Horvath grounds this claim in three distinct data sets that should serve as a wake-up call for every educator and policymaker:
- The Reversal of the Flynn Effect: The long-standing historical trend of rising IQs has broken. Gen Z is scoring lower on attention, memory, and executive function.
- International PISA Data: Across 80 countries, data shows that students using computers for 5+ hours a day in school significantly underperform compared to those with low-tech usage.
- US NAEP Scores: State-level “one-to-one” device adoption often correlates with a plateau or drop in National Assessment of Educational Progress scores.
This data validates what every great educator knows intuitively: learning is a social process. When we pause and acknowledge that learning is not just knowledge acquisition rather it is the successful, ethical, and meaningful application of knowledge, we understand that human beings learn best from other human beings, not devices. The “teacher presence” is not a nostalgic nice-to-have; it is the biological mechanism of cognitive development. When we prioritize efficiency over this human connection, we do not just lose the “soul” of the classroom; we break the mechanism of learning itself.
Governing Change: The Fusion Model
As someone who taught middle school in New York State before, during, and immediately after the COVID-19 school closures, I lived the consequences of unexamined policy firsthand. I saw technology sustain some students while leaving others behind. I saw teachers adapt heroically, only to burn out under the weight of tools that demanded more than they supported.
That experience pushed me back into my academic roots—change management, diffusion of innovation, and Activity Theory. Together, these frameworks point to a singular conclusion: Systems fail not because tools are bad, but because adoption ignores context, readiness, and human activity.
The future of education will not be decided by banning phones or adopting AI. It will be decided by how thoughtfully systems learn to govern change.
This is the core premise of the Fusion Model, which I unpack in my book 2059: The Future of Education. The model argues that we cannot surrender to the tool, redefining education to suit the technology. Instead, we must navigate the adoption of innovation with purpose. We need a framework where technology is the engine, but human connection remains the steering wheel.
Conclusion: Moving Forward with Intentionality
The phone bans we see today are not the story; they are a test. They are a test of whether education has learned to move forward with humility, evidence, and human-centered design—or whether it will continue to mistake urgency for insight.
UNESCO’s An Ed-Tech Tragedy? ensures we do not forget what went wrong in 2020. 2059: The Future of Education exists to ensure we do not repeat it.
We must adopt AI and other emerging tools not just efficiently, but ethically—ensuring they protect and amplify the critical presence of the teacher. If we can do that, we will not just be banning distractions or buying software; we will be building a future where innovation finally fulfills its promise to education.
References
- Beland, L.-P., & Murphy, R. (2016). Ill communication: Technology, distraction & student performance. Labour Economics, 41, 61–76.

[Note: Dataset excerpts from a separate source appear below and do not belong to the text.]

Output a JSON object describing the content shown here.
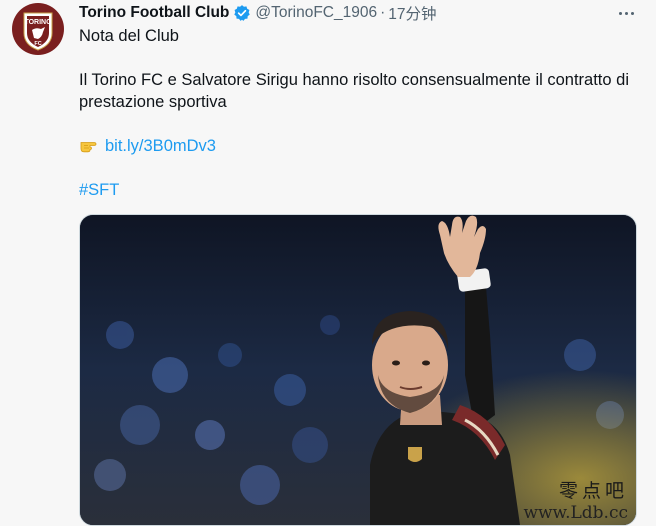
{
  "author": {
    "display_name": "Torino Football Club",
    "handle": "@TorinoFC_1906",
    "separator": "·",
    "timestamp": "17分钟",
    "avatar_text": "TORINO",
    "avatar_subtext": "FC"
  },
  "tweet": {
    "line1": "Nota del Club",
    "line2": "Il Torino FC e Salvatore Sirigu hanno risolto consensualmente il contratto di",
    "line3": "prestazione sportiva",
    "link_text": "bit.ly/3B0mDv3",
    "hashtag": "#SFT"
  },
  "icons": {
    "verified": "verified-badge-icon",
    "more": "more-options-icon",
    "pointer": "pointing-hand-emoji"
  },
  "watermark": {
    "chinese": "零点吧",
    "url": "www.Ldb.cc"
  },
  "colors": {
    "link": "#1d9bf0",
    "club_maroon": "#7a1f1f",
    "secondary_text": "#536471"
  }
}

- Figlio, D., & Özek, U. (2023). The effects of banning cell phones in schools (Working paper). National Bureau of Economic Research.
- Horvath, J. C. (2025, January 15). Doctor on How Screen Time Hurts Kids’ Cognitive Development [Video]. C-SPAN. https://youtu.be/Fd-_VDYit3U?si=Hd2Qfxsi3yJZ97tJ
- Lancet Regional Health – Europe. (2024). The impact of school smartphone policies on adolescent mental wellbeing and academic outcomes.
- Miao, F., Holmes, W., Huang, R., & Zhang, H. (2021). AI and education: Guidance for policy-makers. UNESCO Publishing.
- Shippee, M. (2025). 2059: The Future of Education. https://a.co/d/fKWBl2t
- UNESCO. (2023). An Ed-Tech Tragedy? Educational technologies and school closures in the time of COVID-19. Paris: UNESCO.